What space dust could tell us about Earth’s past
Earth’s atmosphere has changed throughout our planet’s history, helping to regulate climate—but finding evidence for changes from billions of years ago remains a challenge. We may be able to learn about the composition of the atmosphere billions of years ago using tiny iron micrometeorites.
Determining the composition of Earth's current atmosphere is relatively straightforward, using direct measurements, remote sensing via satellites, and sampling by aircraft. It is far more complicated to determine the composition of Earth's past atmosphere, going as far back as 4.6 billion years ago. Bubbles in ice cores can capture samples of the atmosphere's past, but the oldest ice on Earth, from Antarctic ice cores, is only a few million years old. For information dating back as far as 3.5 billon years ago, scientists can use fossilized soils, called paleosols, since the minerals in them reflect the atmosphere's composition at that time. Analysis of paleosols indicates that prior to 2.5 billion years ago, Earth's atmosphere was mostly composed of nitrogen (N2) and carbon dioxide (CO2), but the relative amount of each gas is tough to pinpoint. Paleosols can be considerably altered by time and environmental factors like rainfall, and some the data obtained from them can be variable and even contradicting. Therefore, questions persist about the early Earth's atmosphere.
Micrometeorites offer a new, novel means of studying the ancient atmosphere. Micrometeorites—as their name suggests—are very small meteorites, with sizes typically between a speck of dust and a grain of sand. Iron micrometeorites enter the atmosphere as iron metal and collide with air particles in their path. These collisions slow the tiny meteorites and cause them to briefly heat, melt, and crystallize while they are still tens of kilometers above the ground. While molten, the iron reacts with oxygen and carbon dioxide in the air, forming iron oxide minerals (namely wüstite and magnetite). The oxidized micrometeorites eventually reach the ground, where some may land in mud and become trapped, preserving them in rock.

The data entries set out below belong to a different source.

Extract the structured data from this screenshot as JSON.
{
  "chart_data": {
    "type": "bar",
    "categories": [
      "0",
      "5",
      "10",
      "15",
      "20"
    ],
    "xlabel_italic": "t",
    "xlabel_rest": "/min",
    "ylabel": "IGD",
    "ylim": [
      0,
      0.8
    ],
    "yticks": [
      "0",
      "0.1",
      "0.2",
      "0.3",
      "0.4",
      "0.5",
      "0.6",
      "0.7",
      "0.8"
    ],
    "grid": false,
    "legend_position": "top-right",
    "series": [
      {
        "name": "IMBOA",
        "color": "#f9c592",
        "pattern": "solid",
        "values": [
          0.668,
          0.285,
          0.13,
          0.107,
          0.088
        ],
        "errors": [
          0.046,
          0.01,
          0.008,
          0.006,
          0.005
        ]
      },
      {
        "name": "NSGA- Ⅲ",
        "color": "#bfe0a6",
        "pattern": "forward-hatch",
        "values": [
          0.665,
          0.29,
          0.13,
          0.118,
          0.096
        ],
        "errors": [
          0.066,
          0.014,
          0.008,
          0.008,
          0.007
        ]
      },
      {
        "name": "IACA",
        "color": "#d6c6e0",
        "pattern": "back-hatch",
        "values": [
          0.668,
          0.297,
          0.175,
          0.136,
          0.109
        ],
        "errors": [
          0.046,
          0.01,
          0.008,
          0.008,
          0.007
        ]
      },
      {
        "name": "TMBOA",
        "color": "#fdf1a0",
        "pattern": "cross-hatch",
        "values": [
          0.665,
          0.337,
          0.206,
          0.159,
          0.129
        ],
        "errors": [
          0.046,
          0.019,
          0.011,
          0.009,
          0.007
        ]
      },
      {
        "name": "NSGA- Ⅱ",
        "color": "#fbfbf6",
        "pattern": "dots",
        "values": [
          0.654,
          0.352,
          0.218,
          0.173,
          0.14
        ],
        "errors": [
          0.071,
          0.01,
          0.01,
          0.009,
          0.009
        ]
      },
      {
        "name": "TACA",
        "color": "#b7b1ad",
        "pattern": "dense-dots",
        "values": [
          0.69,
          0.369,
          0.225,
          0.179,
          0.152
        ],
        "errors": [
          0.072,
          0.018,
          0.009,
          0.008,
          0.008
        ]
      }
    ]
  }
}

A 2017 study collected a number of oxidized 2.7-billion-year-old iron micrometeorites, suggesting these might be a new means of “sampling” the composition of the early Earth's atmosphere. Because iron micrometeorites are oxidized to specific iron oxides while they travel through the atmosphere, their composition reflects the composition of the Earth's atmosphere at the time. Using this data, combined with the knowledge that the atmosphere 2.7 billion years ago was largely composed of N2 and CO2, we determined that at least 25% of the atmosphere (and up to about 50%) would need to have been CO2 for micrometeorites to have the detected oxide combination.
This amount of CO2 may seem high in comparison to today's atmospheric CO2 content of 0.04%. However, there is evidence of glaciers at the poles 2.7 billion years ago, which suggests that the global climate was about as warm then as it is today. We used a climate model to calculate the likely global climate based on the data from the micrometeorites, and found that a high amount of CO2 in the atmosphere would have been crucial for keeping the planet warm enough to support life at that time. The high CO2 was likely just enough to keep the early Earth warm considering that the Sun was about 15% dimmer 2.7 billion years ago (stars like our Sun tend to brighten over time, as they undergo more and more nuclear fusion). There is also evidence that the atmosphere contained less N2compared to today, meaning that atmospheric pressure may have been lower, which would also have resulted in cold global temperatures without abundant CO2.
Iron micrometeorites are a new representation of the ancient atmosphere, but our analysis indicates that they are worth exploring even further. The data we get from them can help us answer persisting questions, and the picture they paint of the Earth's atmosphere 2.7 billion years ago corresponds with, and expands upon, our current understanding about the world at that time. As we study micrometeorites further, these little specks of space dust may help us answer big questions about the evolution of our planet's atmosphere through deep time.
Payne, R. C., Brownlee, D. & Kasting, J. F. Oxidized micrometeorites suggest either high pCO2 or low pN2 during the Neoarchean. Proc. Natl. Acad. Sci. U. S. A. 117, 1360-1366 (2020).